CAPE TOWN, South Africa -- The former commander of South Africa's most important military installation was sentenced today to life in prison for selling secrets to the Soviet Union for almost a decade.
Dieter Gerhardt, 48, one of South Africa's most senior military officers, was convicted Thursday of high treason and had faced a maximum penalty of death by hanging.
His Swiss-born wife, Ruth, 41, who was also convicted of high treason, was sentenced to 10 years imprisonment.
The German-born Gerhardt, former commander of the strategic Simonstown Naval base, was arrested last January and charged with selling military secrets to the Soviets since 1964.
The lengthy indictment included charges of establishing and maintaining a secret communications network with Soviet agents.
The Gerhardts' lawyers said they would appeal their convictions, the South African Broadcasting Corporation reported.
As commanding officer of Simonstown, near the vital Cape of Good Hope sea route used by NATO for two-thirds of its oil imports, Gerhardt had accessto sensitive information critical to Western defense planning, military sources said.
'Such information would be damaging to the whole Western interests,' Admiral of the British Fleet, Lord Hill-Norton said in London.
The conviction of Gerhardt was the first of a serving South African officer since a citizens force captain was found guilty of high treason in 1914.
Recent reports have linked Gerhardt with spying on the British Fleet during the Falklands War and relaying the information through Moscow to Argentina.
Reports also said he spied for the Soviets while serving as a South African naval attache in Britain in the 1960s. A member of Britain's Parliament this week asked Prime Minister Margaret Thatcher to determime whether Gerhardt's activities in Britain had compromised British security.
Sources also said Gerhardt was in a position to inform the Soviet Union on the top-secret Silvermine computer tracking system near Cape Town that monitors all shipping in the South Atlantic and the Indian Ocean.

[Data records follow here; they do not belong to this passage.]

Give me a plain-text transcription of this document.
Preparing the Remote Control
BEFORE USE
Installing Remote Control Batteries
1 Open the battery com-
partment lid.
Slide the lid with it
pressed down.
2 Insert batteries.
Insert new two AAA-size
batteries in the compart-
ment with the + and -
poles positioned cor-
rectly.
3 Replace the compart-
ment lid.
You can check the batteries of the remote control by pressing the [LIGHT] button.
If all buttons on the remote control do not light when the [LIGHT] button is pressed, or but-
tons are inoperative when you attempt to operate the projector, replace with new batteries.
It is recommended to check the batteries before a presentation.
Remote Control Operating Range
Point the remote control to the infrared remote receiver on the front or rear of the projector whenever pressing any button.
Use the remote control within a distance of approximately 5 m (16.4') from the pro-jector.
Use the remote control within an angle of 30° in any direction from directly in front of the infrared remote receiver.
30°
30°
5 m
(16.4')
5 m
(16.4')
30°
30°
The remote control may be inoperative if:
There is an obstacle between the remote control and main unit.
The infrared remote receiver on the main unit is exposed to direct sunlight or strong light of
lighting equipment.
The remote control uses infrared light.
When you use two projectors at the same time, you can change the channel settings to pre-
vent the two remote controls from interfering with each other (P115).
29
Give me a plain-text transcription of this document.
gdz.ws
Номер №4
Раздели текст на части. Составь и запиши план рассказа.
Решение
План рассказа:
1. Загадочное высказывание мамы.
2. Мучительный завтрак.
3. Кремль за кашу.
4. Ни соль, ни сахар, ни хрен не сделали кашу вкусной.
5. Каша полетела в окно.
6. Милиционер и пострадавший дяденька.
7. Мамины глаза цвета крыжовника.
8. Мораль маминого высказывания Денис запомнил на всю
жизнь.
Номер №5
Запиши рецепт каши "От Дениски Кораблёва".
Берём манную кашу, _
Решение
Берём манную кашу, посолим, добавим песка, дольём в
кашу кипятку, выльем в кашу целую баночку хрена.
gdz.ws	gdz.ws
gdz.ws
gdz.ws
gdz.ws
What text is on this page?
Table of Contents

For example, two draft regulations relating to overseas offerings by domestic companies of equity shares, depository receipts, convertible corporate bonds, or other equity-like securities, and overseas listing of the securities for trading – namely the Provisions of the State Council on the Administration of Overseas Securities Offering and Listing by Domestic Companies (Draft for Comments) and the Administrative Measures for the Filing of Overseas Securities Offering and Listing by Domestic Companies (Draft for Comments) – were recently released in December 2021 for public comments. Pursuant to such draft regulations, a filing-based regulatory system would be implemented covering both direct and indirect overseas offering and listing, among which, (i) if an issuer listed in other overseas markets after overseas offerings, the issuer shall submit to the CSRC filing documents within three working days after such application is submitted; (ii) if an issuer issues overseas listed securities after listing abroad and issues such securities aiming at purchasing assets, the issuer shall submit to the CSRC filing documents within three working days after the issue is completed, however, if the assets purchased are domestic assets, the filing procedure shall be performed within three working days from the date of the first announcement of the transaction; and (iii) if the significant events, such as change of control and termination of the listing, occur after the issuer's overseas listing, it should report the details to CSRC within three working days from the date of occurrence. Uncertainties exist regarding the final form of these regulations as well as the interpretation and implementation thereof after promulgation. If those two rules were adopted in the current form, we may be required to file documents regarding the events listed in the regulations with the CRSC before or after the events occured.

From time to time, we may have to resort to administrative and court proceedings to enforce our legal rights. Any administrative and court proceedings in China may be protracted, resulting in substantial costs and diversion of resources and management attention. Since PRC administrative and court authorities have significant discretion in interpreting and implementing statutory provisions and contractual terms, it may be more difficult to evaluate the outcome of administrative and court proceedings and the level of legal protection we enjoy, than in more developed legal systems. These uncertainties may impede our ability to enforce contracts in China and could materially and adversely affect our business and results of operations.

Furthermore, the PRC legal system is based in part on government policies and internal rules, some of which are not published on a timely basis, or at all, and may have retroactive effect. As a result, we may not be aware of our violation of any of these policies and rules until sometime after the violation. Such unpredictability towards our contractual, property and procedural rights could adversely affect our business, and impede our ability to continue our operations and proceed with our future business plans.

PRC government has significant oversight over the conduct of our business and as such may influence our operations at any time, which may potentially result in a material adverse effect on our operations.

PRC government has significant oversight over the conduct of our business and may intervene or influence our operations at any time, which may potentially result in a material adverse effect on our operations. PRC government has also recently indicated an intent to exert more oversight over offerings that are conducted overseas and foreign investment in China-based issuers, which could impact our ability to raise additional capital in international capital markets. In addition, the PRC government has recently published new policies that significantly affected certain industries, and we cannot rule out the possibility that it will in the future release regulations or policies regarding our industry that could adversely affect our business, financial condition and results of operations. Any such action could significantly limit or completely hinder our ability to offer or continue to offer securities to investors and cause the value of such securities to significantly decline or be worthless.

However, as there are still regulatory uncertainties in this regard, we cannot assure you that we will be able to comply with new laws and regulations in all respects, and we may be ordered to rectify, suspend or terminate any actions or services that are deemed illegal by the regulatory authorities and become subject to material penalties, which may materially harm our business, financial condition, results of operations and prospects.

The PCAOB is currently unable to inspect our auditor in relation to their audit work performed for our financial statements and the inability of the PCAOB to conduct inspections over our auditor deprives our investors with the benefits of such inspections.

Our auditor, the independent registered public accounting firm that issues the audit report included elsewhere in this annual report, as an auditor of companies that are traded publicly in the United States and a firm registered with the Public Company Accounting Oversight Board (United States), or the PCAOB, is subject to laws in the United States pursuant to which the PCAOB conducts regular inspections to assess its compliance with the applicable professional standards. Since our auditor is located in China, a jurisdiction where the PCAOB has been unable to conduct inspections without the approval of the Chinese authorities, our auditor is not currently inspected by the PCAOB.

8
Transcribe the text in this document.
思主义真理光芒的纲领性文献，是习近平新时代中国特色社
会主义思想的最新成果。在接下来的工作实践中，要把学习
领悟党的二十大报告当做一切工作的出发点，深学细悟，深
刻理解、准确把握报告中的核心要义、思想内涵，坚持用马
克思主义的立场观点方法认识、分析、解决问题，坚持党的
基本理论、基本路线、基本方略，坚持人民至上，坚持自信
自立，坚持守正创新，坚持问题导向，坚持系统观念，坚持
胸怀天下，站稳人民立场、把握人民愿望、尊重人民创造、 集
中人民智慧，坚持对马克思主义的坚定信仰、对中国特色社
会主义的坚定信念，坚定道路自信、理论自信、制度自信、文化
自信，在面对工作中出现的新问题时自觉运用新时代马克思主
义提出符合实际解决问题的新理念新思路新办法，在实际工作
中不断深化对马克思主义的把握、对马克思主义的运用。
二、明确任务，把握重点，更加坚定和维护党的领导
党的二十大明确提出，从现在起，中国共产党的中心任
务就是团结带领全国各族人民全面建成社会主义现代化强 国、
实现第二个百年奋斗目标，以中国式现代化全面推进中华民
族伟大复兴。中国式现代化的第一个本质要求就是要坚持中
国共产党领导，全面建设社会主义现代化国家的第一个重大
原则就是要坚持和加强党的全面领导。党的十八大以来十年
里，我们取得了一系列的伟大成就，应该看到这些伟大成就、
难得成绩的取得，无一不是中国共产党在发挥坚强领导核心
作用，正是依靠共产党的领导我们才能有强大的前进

Gerhardt claimed he served as a double agent for an unnamed country not hostile to South Africa. He said that country instructed him to supply information to the Soviets to gauge their interest in South Africa. He said he began supplying such information in 1964.
Mrs. Gerhardt said she at first believed her husband was engaged in counter-espionage for South Africa, but began to doubt this in 1980. She said she continued assisting him after he threatened her and her child with violence.